Der sendungsbewusste Gesamtkunstwerkler Romeo Castellucci, der sowohl für die Inszenierung als auch für Bühne und Kostüme zu sorgen pflegt, weiß sich wortmächtig zu äußern, und er weiß vor allem, dass man am kapitalsten Kreuzer der deutschen Opernflotte nicht kleckern muss, sondern klotzen darf. Schon der erste Regieeinfall deutet an, welcher Aufwand hier zu erwarten ist: 30 barbusige Amazonen schießen mit ihren Bögen eine ganze Ouvertüre lang Pfeile auf einen Kreis in der Rückwand, der mal ein Auge, mal ein Ohr zeigt. Das soll wohl für die Verwundungen stehen, die einerseits der Sinnlichkeit der Venuswelt, andererseits der Enthaltsamkeit religiöser Gegenwelten zugefügt werden. Die Idee ist zwar originell, aber nebensächlich.
Gleichwohl gerät ihre Ausführung sehr aufwändig, und es befremdet zunehmend, dass sie sogar die gesamte Inszenierung prägt, ja dominiert. Die Pfeile, ob geschossene oder wegweisende, sind Castelluccis roter Faden, was später noch bestätigt wird, wenn der Tannhäuser sich als Büßer mit einem solchen kasteit oder zum Flitzebogen statt zur Harfe greift und im Schlussakt ein goldener Pfeil den Weg zurück aus Rom anzeigt.

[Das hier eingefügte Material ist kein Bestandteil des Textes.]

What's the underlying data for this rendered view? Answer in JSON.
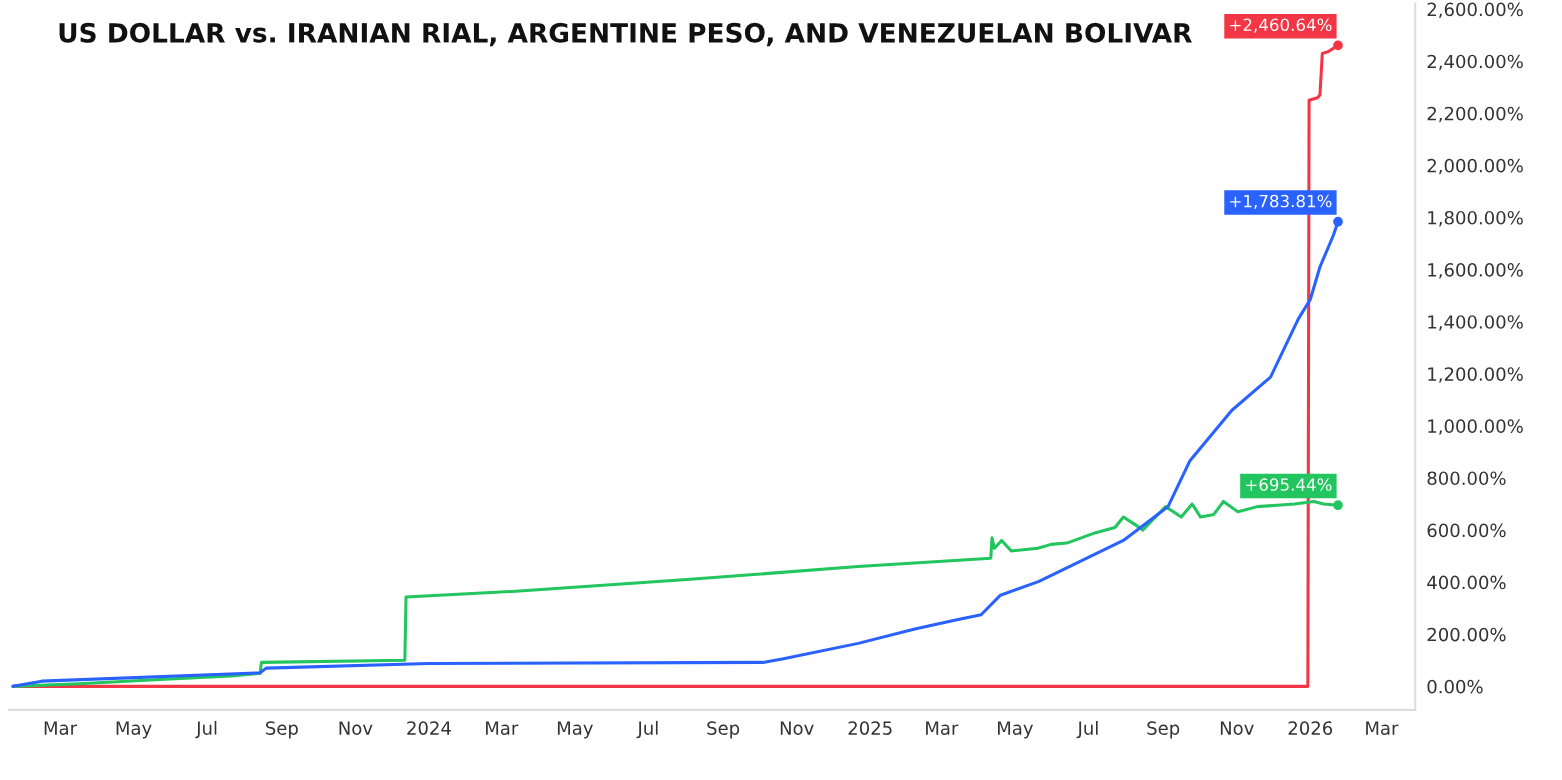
{
  "chart_data": {
    "type": "line",
    "title": "US DOLLAR vs. IRANIAN RIAL, ARGENTINE PESO, AND VENEZUELAN BOLIVAR",
    "xlim": [
      "2023-01-18",
      "2026-03-29"
    ],
    "xticks": [
      {
        "value": "2023-03-01",
        "label": "Mar"
      },
      {
        "value": "2023-05-01",
        "label": "May"
      },
      {
        "value": "2023-07-01",
        "label": "Jul"
      },
      {
        "value": "2023-09-01",
        "label": "Sep"
      },
      {
        "value": "2023-11-01",
        "label": "Nov"
      },
      {
        "value": "2024-01-01",
        "label": "2024"
      },
      {
        "value": "2024-03-01",
        "label": "Mar"
      },
      {
        "value": "2024-05-01",
        "label": "May"
      },
      {
        "value": "2024-07-01",
        "label": "Jul"
      },
      {
        "value": "2024-09-01",
        "label": "Sep"
      },
      {
        "value": "2024-11-01",
        "label": "Nov"
      },
      {
        "value": "2025-01-01",
        "label": "2025"
      },
      {
        "value": "2025-03-01",
        "label": "Mar"
      },
      {
        "value": "2025-05-01",
        "label": "May"
      },
      {
        "value": "2025-07-01",
        "label": "Jul"
      },
      {
        "value": "2025-09-01",
        "label": "Sep"
      },
      {
        "value": "2025-11-01",
        "label": "Nov"
      },
      {
        "value": "2026-01-01",
        "label": "2026"
      },
      {
        "value": "2026-03-01",
        "label": "Mar"
      }
    ],
    "ylim": [
      -90,
      2620
    ],
    "yticks": [
      {
        "value": 0,
        "label": "0.00%"
      },
      {
        "value": 200,
        "label": "200.00%"
      },
      {
        "value": 400,
        "label": "400.00%"
      },
      {
        "value": 600,
        "label": "600.00%"
      },
      {
        "value": 800,
        "label": "800.00%"
      },
      {
        "value": 1000,
        "label": "1,000.00%"
      },
      {
        "value": 1200,
        "label": "1,200.00%"
      },
      {
        "value": 1400,
        "label": "1,400.00%"
      },
      {
        "value": 1600,
        "label": "1,600.00%"
      },
      {
        "value": 1800,
        "label": "1,800.00%"
      },
      {
        "value": 2000,
        "label": "2,000.00%"
      },
      {
        "value": 2200,
        "label": "2,200.00%"
      },
      {
        "value": 2400,
        "label": "2,400.00%"
      },
      {
        "value": 2600,
        "label": "2,600.00%"
      }
    ],
    "grid": false,
    "legend": false,
    "marker": "none",
    "line_style": "solid",
    "series": [
      {
        "color": "#f23645",
        "x": [
          "2023-01-21",
          "2025-12-30",
          "2025-12-31",
          "2026-01-07",
          "2026-01-09",
          "2026-01-11",
          "2026-01-15",
          "2026-01-17",
          "2026-01-24"
        ],
        "values": [
          0,
          0,
          2250,
          2260,
          2270,
          2430,
          2435,
          2440,
          2460.64
        ],
        "value_labels": [
          null,
          null,
          null,
          null,
          null,
          null,
          null,
          null,
          "+2,460.64%"
        ]
      },
      {
        "color": "#22c55e",
        "x": [
          "2023-01-21",
          "2023-03-17",
          "2023-05-19",
          "2023-07-21",
          "2023-08-14",
          "2023-08-15",
          "2023-12-12",
          "2023-12-13",
          "2024-03-13",
          "2024-08-02",
          "2024-12-22",
          "2025-04-11",
          "2025-04-12",
          "2025-04-14",
          "2025-04-20",
          "2025-04-28",
          "2025-05-20",
          "2025-05-31",
          "2025-06-13",
          "2025-07-07",
          "2025-07-23",
          "2025-07-30",
          "2025-08-09",
          "2025-08-15",
          "2025-09-03",
          "2025-09-16",
          "2025-09-25",
          "2025-10-02",
          "2025-10-13",
          "2025-10-21",
          "2025-11-02",
          "2025-11-18",
          "2025-12-19",
          "2026-01-04",
          "2026-01-12",
          "2026-01-24"
        ],
        "values": [
          0,
          10,
          25,
          40,
          50,
          92,
          100,
          343,
          365,
          410,
          460,
          492,
          570,
          530,
          560,
          520,
          530,
          545,
          550,
          590,
          610,
          650,
          620,
          600,
          690,
          650,
          700,
          650,
          660,
          710,
          670,
          690,
          700,
          710,
          700,
          695.44
        ],
        "value_labels": [
          null,
          null,
          null,
          null,
          null,
          null,
          null,
          null,
          null,
          null,
          null,
          null,
          null,
          null,
          null,
          null,
          null,
          null,
          null,
          null,
          null,
          null,
          null,
          null,
          null,
          null,
          null,
          null,
          null,
          null,
          null,
          null,
          null,
          null,
          null,
          "+695.44%"
        ]
      },
      {
        "color": "#2962ff",
        "x": [
          "2023-01-21",
          "2023-02-14",
          "2023-08-14",
          "2023-08-19",
          "2024-01-01",
          "2024-10-04",
          "2024-10-20",
          "2024-12-22",
          "2025-02-07",
          "2025-03-11",
          "2025-04-03",
          "2025-04-19",
          "2025-05-21",
          "2025-06-13",
          "2025-07-30",
          "2025-09-05",
          "2025-09-23",
          "2025-10-28",
          "2025-11-29",
          "2025-12-22",
          "2026-01-01",
          "2026-01-09",
          "2026-01-20",
          "2026-01-24"
        ],
        "values": [
          0,
          20,
          52,
          70,
          88,
          92,
          105,
          165,
          220,
          253,
          275,
          350,
          403,
          455,
          560,
          690,
          865,
          1060,
          1187,
          1410,
          1485,
          1610,
          1730,
          1783.81
        ],
        "value_labels": [
          null,
          null,
          null,
          null,
          null,
          null,
          null,
          null,
          null,
          null,
          null,
          null,
          null,
          null,
          null,
          null,
          null,
          null,
          null,
          null,
          null,
          null,
          null,
          "+1,783.81%"
        ]
      }
    ]
  }
}
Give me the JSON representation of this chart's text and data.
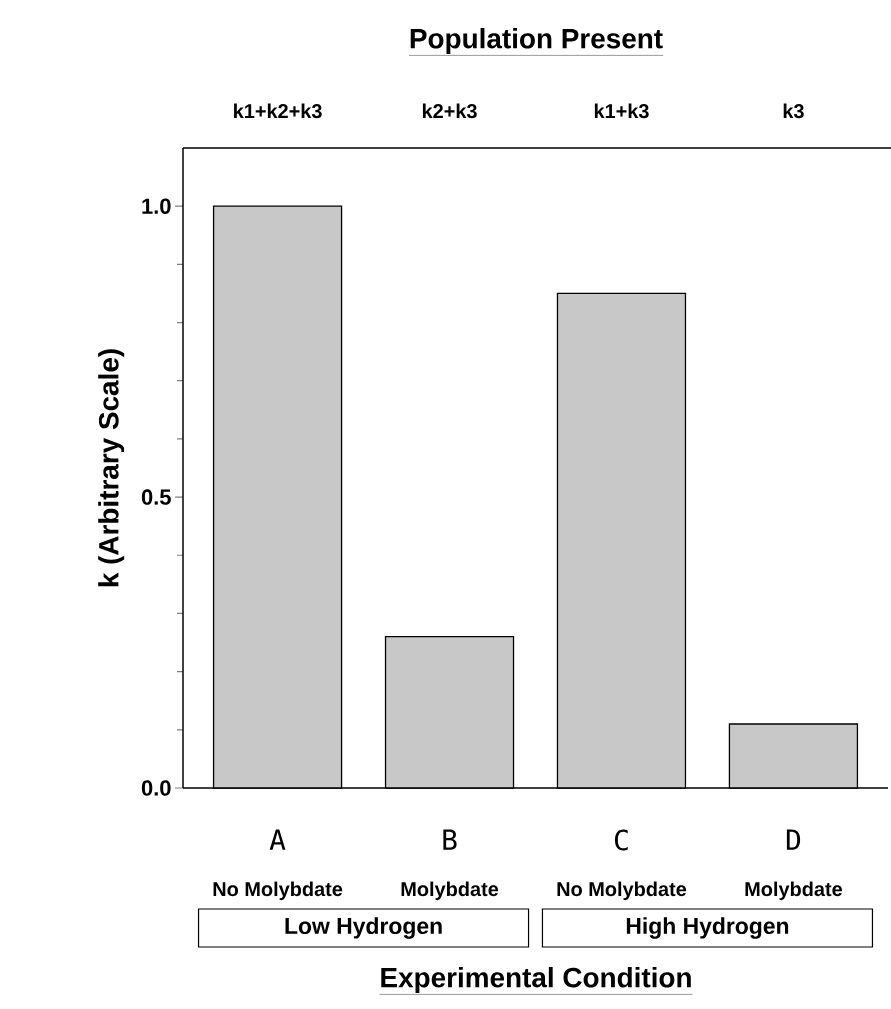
{
  "chart_data": {
    "type": "bar",
    "title": "Population Present",
    "xlabel": "Experimental Condition",
    "ylabel": "k (Arbitrary Scale)",
    "categories": [
      "A",
      "B",
      "C",
      "D"
    ],
    "values": [
      1.0,
      0.26,
      0.85,
      0.11
    ],
    "color": "#c8c8c8",
    "ylim": [
      0,
      1.1
    ],
    "yticks": [
      {
        "value": 0,
        "label": "0.0"
      },
      {
        "value": 0.5,
        "label": "0.5"
      },
      {
        "value": 1.0,
        "label": "1.0"
      }
    ],
    "annotations": [
      "k1+k2+k3",
      "k2+k3",
      "k1+k3",
      "k3",
      "No Molybdate",
      "Molybdate",
      "No Molybdate",
      "Molybdate",
      "Low Hydrogen",
      "High Hydrogen"
    ]
  }
}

Bei seinem ersten Erscheinen krabbelt der Protagonist durch das Pfeilgewirr hindurch an der Wand hoch, um zum Venusberg zu gelangen. Dort enthüllt ein Gaze-Vorhang das wuchernde Fleischgebilde der Liebesgöttin, eine alles verschlingende Haut, die des Tannhäusers erotisches Dilemma als recht ekelhafte Konstellation präsentiert - kein schönes Ambiente für die fabelhafte Elena Pankratova! Wogende Leiber betonen das Erotische auch in der Folge, doch es wird mehr in Richtung der Elisabeth projiziert, die zwar würdevoll statuarisch, aber höchst transparent auftritt. Anja Harteros singt ihre Partie mit schönem Piano, aber flackrigem Forte. Aussparungen in der Rückwand, zunächst in Form eines Frauenkörpers, dann wieder in Kreisform, bedienen die voyeuristischen Neigungen der Zuschauer, denn Castellucci hat im Hintergrund eine reichhaltige Unterhaltungsszenerie zu bieten. Zu der gehört auch ein veritables Pferd, auf dem eine Amazone in einer Pose vorbeireitet, als wäre es eine Bamberger Reiterin.


Münchner Murks?

Spätestens hier begreift man, warum in ersten Reaktionen auf diesen neuen "Tannhäuser" vom "übersubventionierten Münchner Murks" die Rede war. Das trifft zwar auf den immensen Bühnenaufwand zu, doch zu bedenken ist, dass die extrem ästhetisierende Vorgehensweise Castelluccis ihre Faszination nur aus einer opulenten Überwältigungsstrategie beziehen kann.
Zu Beginn des dritten Aktes scheint Kyrill Petrenko das Orchester zu streicheln, so sanft vermag er die Klänge zu modellieren. Doch unvermittelt folgt dramatisches Aufbäumen - dieser begnadete Dirigent besitzt Goldhände. Dann aber wird der Akt in musikalischer Hinsicht auch deshalb eine Wucht, weil es einen Christian Gerhaher (als Wolfram) gibt. Schon vor seinem fabelhaften "Abendstern" hat er alle Facetten einer exquisiten Sangeskunst gezeigt. So zwingend wie er vermag kaum jemand eine Rolle zu gestalten, das ist sängerdarstellerisch einfach sensationell! Seinen Bamberger Auftritten in der nächsten Saison darf jedenfalls entgegengefiebert werden ... Auf Klaus Florian Vogts Rollendebüt als Tannhäuser war München sehr gespannt, doch der unangefochtene Lohengrin-Champion blieb eine Spur zu blass in einer Partie, deren Zerrissenheit mehr Dramatik zeitigen müsste. Gleichwohl kann man sich an seinem glockenreinen Tenor gar nicht genug ergötzen. Am Ende Begeisterungsstürme für alles Musikalische, ein laues Buh-Gewitter für die Inszenierung.